You’ll need to have 2 lines like these for each of the imports you want to process. It sounds like a pain I guess, but do you want your imports to complete or not!?

Testing and Troubleshooting

You can always go back to WP All Imports Manage Imports page and view progress there, or if you want to just make sure your command is configured properly you can run your trigger command from the command line followed by your processing command and read the output.

If you have logged onto your server as root, be careful – don’t just run the raw command, instead prefix your command with sudo -u www-data, e.g:

sudo -u www-data php -r '$_GET["import_key"] = "your_import_key"; $_GET["import_id"] = "your_import_id"; $_GET["action"] = "trigger"; require("/the/path/to/your/website/wp-load.php");'

Then repeat for your processing command. You should see output on the screen telling you what’s happening.

If your server tells you php command not found then you can ask your hosts to install it and all the WordPress dependencies, or if you’re on Ubuntu/Debian then you can use a command like this:

sudo apt-get install php8.1-cli php8.1-common php8.1-mysql php8.1-zip php8.1-gd php8.1-mbstring php8.1-curl php8.1-xml php8.1-bcmath php8.1-xmlrpc

When you then manage to run your php command manually to trigger the job, if it tells you there’s a critical error, you should enable debug logging and then from your wp-content folder run:

tail debug.log -n 100

Note: On some hosts, your debug.log might be in a logs folder one level up from your website home folder.

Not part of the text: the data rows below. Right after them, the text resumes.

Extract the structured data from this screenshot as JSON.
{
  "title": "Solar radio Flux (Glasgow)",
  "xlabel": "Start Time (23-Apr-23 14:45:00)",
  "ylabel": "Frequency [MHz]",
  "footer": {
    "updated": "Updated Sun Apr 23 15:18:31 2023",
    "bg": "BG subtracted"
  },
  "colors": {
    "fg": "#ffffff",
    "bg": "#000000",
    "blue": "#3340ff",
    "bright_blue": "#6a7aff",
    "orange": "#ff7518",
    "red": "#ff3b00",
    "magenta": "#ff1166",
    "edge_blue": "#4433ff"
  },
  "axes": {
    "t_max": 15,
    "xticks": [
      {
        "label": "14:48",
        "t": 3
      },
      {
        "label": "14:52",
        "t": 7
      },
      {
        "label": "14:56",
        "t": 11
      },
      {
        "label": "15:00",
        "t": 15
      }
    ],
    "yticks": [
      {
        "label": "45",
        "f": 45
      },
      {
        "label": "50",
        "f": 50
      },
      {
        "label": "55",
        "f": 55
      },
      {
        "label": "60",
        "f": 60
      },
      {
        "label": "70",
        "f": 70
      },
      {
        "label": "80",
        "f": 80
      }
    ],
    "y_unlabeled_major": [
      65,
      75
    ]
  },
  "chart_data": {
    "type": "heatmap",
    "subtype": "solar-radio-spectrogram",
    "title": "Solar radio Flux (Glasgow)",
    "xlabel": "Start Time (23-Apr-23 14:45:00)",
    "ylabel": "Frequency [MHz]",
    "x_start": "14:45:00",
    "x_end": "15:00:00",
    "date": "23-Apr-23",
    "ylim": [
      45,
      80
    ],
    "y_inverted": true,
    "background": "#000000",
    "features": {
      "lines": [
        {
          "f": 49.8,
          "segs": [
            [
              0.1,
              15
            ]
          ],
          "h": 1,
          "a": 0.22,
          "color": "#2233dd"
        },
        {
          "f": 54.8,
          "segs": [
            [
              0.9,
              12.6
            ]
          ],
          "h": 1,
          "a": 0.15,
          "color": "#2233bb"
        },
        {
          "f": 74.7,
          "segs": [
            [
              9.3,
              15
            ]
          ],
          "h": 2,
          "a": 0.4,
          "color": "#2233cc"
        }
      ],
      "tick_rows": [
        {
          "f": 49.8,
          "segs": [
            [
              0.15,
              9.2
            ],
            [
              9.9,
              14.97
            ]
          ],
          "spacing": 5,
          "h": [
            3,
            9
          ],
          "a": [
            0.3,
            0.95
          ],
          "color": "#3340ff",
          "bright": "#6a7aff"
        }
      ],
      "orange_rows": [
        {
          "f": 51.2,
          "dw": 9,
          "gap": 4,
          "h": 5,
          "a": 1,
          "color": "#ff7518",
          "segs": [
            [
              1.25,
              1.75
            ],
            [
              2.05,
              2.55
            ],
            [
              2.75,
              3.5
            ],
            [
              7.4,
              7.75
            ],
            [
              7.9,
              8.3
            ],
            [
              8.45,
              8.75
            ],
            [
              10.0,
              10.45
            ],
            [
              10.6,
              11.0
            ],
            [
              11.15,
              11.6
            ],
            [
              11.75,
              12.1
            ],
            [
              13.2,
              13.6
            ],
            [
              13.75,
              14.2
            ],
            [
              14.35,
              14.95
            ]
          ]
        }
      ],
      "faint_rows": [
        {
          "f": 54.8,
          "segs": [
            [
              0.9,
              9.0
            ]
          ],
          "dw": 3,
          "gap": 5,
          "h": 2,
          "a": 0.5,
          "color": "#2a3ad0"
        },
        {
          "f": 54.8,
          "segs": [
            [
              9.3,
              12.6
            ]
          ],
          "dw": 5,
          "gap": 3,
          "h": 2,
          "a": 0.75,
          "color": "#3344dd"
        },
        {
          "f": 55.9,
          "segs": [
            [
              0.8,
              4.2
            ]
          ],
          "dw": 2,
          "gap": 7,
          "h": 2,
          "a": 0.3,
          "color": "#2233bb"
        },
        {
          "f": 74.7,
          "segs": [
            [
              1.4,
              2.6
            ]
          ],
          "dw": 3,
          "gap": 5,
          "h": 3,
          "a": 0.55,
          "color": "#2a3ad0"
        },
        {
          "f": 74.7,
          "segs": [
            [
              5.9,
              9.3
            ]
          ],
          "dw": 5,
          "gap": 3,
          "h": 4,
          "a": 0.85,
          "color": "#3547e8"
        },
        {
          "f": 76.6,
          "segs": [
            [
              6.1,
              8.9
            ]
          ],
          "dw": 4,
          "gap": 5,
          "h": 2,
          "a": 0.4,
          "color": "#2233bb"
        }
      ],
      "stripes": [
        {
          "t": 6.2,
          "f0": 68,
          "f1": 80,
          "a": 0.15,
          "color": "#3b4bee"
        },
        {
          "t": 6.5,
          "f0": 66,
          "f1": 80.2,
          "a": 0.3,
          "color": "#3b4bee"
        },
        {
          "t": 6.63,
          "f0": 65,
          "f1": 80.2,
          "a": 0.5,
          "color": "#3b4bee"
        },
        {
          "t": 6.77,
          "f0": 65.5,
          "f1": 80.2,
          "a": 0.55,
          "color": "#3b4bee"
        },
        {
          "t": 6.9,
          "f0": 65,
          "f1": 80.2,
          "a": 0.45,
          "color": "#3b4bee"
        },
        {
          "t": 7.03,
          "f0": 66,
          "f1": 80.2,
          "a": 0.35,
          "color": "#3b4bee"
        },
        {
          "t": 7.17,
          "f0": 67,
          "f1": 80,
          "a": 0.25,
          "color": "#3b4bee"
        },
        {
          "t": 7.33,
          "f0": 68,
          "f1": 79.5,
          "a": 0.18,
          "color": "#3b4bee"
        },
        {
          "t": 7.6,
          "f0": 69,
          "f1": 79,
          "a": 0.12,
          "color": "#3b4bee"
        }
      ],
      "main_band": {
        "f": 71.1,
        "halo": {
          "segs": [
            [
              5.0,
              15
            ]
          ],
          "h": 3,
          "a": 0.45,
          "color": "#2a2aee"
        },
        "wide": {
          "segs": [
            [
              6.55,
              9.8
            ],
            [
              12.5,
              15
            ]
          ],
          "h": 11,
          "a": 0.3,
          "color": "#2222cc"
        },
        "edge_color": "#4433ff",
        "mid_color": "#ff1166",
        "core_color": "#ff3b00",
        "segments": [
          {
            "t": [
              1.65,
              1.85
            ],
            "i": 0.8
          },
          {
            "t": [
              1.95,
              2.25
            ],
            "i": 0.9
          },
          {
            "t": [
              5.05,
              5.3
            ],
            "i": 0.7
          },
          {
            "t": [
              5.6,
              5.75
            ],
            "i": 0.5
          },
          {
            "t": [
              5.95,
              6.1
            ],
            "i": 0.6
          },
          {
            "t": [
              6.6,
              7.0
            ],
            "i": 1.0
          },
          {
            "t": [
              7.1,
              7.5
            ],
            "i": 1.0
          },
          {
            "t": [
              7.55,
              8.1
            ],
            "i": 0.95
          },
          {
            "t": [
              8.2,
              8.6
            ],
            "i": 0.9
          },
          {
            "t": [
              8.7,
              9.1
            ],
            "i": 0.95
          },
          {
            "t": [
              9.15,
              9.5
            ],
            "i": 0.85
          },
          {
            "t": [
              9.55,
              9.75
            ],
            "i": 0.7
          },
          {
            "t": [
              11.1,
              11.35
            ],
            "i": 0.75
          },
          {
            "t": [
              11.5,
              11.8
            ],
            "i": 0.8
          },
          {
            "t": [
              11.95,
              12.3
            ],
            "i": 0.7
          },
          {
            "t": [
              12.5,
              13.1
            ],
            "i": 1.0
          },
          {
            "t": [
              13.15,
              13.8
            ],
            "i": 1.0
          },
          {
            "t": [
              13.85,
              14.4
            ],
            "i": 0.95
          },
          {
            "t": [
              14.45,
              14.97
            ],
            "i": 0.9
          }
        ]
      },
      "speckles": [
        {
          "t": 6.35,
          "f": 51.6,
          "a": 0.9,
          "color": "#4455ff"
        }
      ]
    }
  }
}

For example, you might discover a missing library – if you do, you can comment here and I’ll update the article for others.

Once you’ve successfully run your trigger php command you should get a message like this:

{"status":200,"message":"#9 Cron Job started"}

Then you can run your processing command manually to test that too and, with a delay at the beginning to process your file and split it into chunks, you’ll eventually start seeing message spat out to the screen similar to what you would see if you were running this import through the wp-admin web interface.

You can wait until this batch has completed and then go back and enable this processing command through your cron job.

Summary

If you want your imports never to fail again, this is the way to go. You can have a batch size of 200 and even if one product takes an hour to import because of 1000s of underlying variations it will still complete.

Using PHP-CLI for WordPress imports is a reliable and flexible solution that bypasses Cloudflare and other timeout-related limitations. It’s especially useful for e-commerce sites that need to handle large, frequent inventory imports. This method improves scalability and performance, helping you avoid server timeouts and Cloudflare restrictions.